The Times
May 4, 2009
Robin Pagnamenta, Energy and Environment Editor
One of Britain's largest water companies is planning to convert waste piped from millions of British homes into fuel that could be sold to power companies.
Severn Trent, which supplies water and waste services to 3.7 million households, already generates nearly 17 per cent of the electricity that it consumes by burning sewage gas, or methane, collected from its network of sewage plants across the Midlands and mid-Wales.
Tony Wray, Severn Trent's chief executive, told The Times that the in-house scheme was the first step in a programme to develop raw sewage sludge into pellet fuel for burning in power plants, which are being offered subsidies to switch to environmentally friendly biomass alternatives to coal and natural gas.
Since 2003, Renewables Obligation Certificates — a form of subsidy to accredited generators — have been available for electricity that is generated by burning biomass fuels, which include wood, straw or sewage gas and sludge.
“Sludge has half the calorific content of brown coal, so this is a very viable fuel,” Mr Wray said. “The trick is to find new ways to dry it. Wet sludge is not very economical to use.”
Severn Trent is working with the European Bioenergy Research Institute at Aston University in Birmingham to develop a system using a chemical process known as pyrolysis, which would effectively bake sludge into a form that could be used to produce heat and electricity. Mr Wray said that initially Severn Trent would test the fuel but ultimately could sell it to utilities, creating a new revenue stream.

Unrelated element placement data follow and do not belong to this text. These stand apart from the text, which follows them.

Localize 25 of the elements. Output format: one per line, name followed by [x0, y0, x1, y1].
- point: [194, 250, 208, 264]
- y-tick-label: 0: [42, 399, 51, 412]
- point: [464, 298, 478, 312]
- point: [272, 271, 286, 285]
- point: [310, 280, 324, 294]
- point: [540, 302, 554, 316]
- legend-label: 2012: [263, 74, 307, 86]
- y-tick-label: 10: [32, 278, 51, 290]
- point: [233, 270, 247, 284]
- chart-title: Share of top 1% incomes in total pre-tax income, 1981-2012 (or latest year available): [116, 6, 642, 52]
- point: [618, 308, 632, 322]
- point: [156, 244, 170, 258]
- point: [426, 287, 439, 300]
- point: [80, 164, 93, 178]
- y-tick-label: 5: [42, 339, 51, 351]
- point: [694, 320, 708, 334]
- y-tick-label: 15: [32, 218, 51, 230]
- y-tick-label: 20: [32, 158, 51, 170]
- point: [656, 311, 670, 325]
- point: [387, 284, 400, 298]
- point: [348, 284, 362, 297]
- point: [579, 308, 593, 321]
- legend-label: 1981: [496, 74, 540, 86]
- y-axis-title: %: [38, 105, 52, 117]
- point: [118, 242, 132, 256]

Water groups are under growing pressure to find new uses for more than one million tonnes of sewage sludge that is produced in the UK every year. Before 1998, much of the waste was dumped at sea or in landfill sites, but sea disposal is now banned under European Union law, while landfill has become an increasingly expensive option because of higher taxes and stricter government controls. This year, landfill tax is set to increase by 20 per cent to £40 per tonne, up from £32 in 2008. Next year, it is set to rise again to £48 per tonne.
Severn Trent utilises sewage gas to fuel 53 separate heat and power generation units at 35 of its sites. For example, at Minworth sewage treatment works near Birmingham, Severn Trent generates an average of 9.5 megawatts of electricity — enough to provide power for about 18,000 homes.
The British water industry has spent almost £500million developing new ways to treat and manage sewage, according to Severn Trent.
About 347,000km of sewers collect more than 11billion litres of waste water in the UK every day. This water is treated at about 9,000 sewage treatment works across the country. Roughly 62 per cent of the country's sludge is treated and recycled into a type of fertiliser known as biosolids, which is used to fertilise more than 80,000 hectares of British farming land every year.
While there is growing interest in the use of waste for fuel, it is not unprecedented. In the Thirties, sewage gas was used to power public transport systems in some German cities, including Essen and Munich.
Severn Trent, which also generates some electricity from hydro-electric turbines, which are installed on three of its large reservoirs, wants to generate 30 per cent of its electricity from renewable sources by 2013.